Pendant la montée, on finit par découvrir la voie d'accès au Vignemale (En cliquant sur la photo vous verrez la taille des personnages par rapport à celle de la montagne) :
Arrivé au pied de la Pique Longue, autre nom du Vignemale, certains montaient (encordés) pendant que d'autres descendaient. Quelques pierres se détachent régulièrement au dessus de vous et il faut réagir quand on entent "PIERRE" et surtout "PIEDRA" ! J'avais oublié la présence des Espagnols si nombreux, et ce n'est qu'au 2ème "PIEDRA" que j'ai regardé en l'air... juste à temps pour éviter le caillou gros comme ma main qui est passé à 50 cms finalement !
Après ces 50 derniers mètres d'escalade, niveau 2-3 maximum, on atteint le sommet :
et on découvre d'en haut le glacier d'Ossoue.
Deux heures trente suffisent alors à descendre jusqu'au barrage, 1 400 m plus bas.
mercredi 9 juillet 2008
Vignemale, 3298 m
Aujourd'hui, ascension du Vignemale, plus haut sommet français des Pyrénées avec 3 298 m.

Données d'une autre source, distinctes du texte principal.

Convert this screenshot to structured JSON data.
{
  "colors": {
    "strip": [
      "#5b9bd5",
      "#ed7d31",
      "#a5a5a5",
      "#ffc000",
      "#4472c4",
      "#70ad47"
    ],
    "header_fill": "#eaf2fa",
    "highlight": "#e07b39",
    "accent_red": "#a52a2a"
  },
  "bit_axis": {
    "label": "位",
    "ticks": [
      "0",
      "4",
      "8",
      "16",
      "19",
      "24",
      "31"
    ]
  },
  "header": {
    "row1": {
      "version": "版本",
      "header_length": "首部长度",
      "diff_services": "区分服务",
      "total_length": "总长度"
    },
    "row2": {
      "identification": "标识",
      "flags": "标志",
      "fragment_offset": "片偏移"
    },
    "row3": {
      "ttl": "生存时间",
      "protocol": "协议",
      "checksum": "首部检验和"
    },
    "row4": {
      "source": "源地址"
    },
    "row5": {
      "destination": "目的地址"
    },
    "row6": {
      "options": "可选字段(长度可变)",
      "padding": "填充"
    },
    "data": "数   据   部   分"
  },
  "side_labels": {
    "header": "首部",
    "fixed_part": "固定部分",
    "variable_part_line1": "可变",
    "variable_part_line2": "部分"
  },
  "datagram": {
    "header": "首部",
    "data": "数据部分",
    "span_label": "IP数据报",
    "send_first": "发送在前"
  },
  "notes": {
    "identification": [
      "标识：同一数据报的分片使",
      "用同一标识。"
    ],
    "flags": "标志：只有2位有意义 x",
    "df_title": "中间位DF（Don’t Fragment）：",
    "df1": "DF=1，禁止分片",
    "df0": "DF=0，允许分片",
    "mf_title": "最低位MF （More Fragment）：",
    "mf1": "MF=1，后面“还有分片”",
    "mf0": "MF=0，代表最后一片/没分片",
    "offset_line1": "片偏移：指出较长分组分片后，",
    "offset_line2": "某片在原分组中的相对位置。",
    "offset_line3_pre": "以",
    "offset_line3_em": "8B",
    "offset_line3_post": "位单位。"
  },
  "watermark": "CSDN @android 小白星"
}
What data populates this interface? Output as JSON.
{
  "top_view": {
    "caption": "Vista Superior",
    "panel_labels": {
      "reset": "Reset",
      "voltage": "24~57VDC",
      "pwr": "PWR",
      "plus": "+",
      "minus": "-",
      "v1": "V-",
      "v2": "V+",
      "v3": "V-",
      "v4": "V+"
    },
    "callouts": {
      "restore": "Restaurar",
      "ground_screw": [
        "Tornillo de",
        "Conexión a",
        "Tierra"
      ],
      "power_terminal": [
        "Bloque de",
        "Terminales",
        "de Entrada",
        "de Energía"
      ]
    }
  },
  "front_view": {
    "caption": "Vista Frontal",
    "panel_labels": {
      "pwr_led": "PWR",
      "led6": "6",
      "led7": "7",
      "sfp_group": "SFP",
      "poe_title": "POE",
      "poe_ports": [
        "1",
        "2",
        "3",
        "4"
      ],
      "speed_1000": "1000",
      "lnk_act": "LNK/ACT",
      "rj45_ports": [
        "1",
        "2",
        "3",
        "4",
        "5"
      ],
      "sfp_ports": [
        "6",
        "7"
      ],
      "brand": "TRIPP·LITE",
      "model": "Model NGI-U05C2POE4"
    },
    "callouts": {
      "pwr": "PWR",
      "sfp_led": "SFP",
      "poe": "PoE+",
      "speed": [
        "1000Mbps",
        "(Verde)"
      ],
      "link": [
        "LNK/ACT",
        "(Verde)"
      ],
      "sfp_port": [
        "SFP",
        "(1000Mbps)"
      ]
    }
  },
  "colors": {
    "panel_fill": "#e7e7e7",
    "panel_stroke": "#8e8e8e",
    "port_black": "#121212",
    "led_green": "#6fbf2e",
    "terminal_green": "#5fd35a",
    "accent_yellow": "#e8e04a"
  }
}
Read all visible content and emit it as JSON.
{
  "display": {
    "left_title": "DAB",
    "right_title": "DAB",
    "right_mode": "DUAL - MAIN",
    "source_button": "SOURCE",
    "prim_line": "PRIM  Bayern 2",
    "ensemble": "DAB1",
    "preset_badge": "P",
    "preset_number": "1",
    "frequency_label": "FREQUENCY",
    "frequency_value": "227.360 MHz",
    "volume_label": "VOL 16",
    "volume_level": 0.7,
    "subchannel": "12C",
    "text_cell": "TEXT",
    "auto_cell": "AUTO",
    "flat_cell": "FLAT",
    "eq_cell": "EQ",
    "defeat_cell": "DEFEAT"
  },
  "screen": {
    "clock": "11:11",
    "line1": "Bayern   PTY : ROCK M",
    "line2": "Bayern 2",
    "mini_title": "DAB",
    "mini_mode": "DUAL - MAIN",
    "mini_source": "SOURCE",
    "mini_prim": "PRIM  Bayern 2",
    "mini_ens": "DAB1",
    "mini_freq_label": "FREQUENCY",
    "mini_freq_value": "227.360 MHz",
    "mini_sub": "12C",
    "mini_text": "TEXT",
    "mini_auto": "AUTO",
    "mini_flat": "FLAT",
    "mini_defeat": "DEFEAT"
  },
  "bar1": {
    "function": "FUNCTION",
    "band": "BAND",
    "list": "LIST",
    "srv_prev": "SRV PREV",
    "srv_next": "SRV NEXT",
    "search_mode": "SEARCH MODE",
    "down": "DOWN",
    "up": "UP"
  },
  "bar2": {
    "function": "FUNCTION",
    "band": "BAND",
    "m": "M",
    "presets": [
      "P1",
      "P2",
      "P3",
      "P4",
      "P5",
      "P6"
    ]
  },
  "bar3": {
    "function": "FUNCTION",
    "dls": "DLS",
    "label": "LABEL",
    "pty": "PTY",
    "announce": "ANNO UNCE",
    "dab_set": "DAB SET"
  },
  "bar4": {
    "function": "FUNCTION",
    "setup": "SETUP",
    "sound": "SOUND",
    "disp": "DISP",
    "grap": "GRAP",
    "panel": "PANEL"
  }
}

Demain, photos de la course, avec nuit au refuge de Baysselance.
samedi 28 juin 2008
Col du Pourtet, 2420 m
Aujourd'hui, très longue course (8h de marche + 1h30 de pause) au Col du Pourtet, 2 420 m.
Départ du Pont d'Espagne vers 1500 m (présence de marmottes et d'isards peu timides) :
Montée en longeant ruisseaux, torrents et lacs :
La neige était présente dès 2 100 m et jusqu'au lac du Pourtet à 2 420 m :
Entre le lac du Pourtet et le lac Nère, un espace de neige agréable :
Après le col, on descend vers le refuge Wallon en passant par le lac Nère à 2 309 m :
Et enfin, la magnifique vallée du Marcadau :
Plus de 1 000 m de dénivelé mais surtout un parcours très très long (Sans doute plus de 18 kms) souvent dans les pierres mais aussi beaucoup dans l'eau !
L'eau est présente partout et en quantité sur le parcours : Cascades, torrents, lacs, le chemin lui-même est parfois dans un ru :
Compter 1h15 pour aller de Tarbes au Pont d'Espagne, parking payant (5 € pour la journée).
samedi 21 juin 2008
Cirque du Litor : Sortie VTT
Une voiture laissée à Ferrières à 550 m d'altitude. Une autre sur une route du Cirque du Litor à 1200 m d'altitude (650 m de montée d'économisée !). Ci-dessous le Cirque du Litor, début de la course, une descente avant de remonter sur la route des Col du Soulor et d'Aubisque.
Iul faut quitter le chemin que l'on voit sur la photo du dessus pour atteindre la route. Après 100 m de dénivélé en descente, il faut remonter 300 m dans les prés.
Ci-dessus (photo de droite), Luc, Serge, Jean-Denis, Carl, Vincent, tous au repos.
La photo ci-dessous montre la voie du Grand Gabizos sur laquelle j'ai échoué deux fois déjà, et dont le départ est situé sur la route que l'on vient de prendre.
Après 300 m de dénivelé supplémentaire, on atteint enfin le Col d'Aubisque à 1709 m.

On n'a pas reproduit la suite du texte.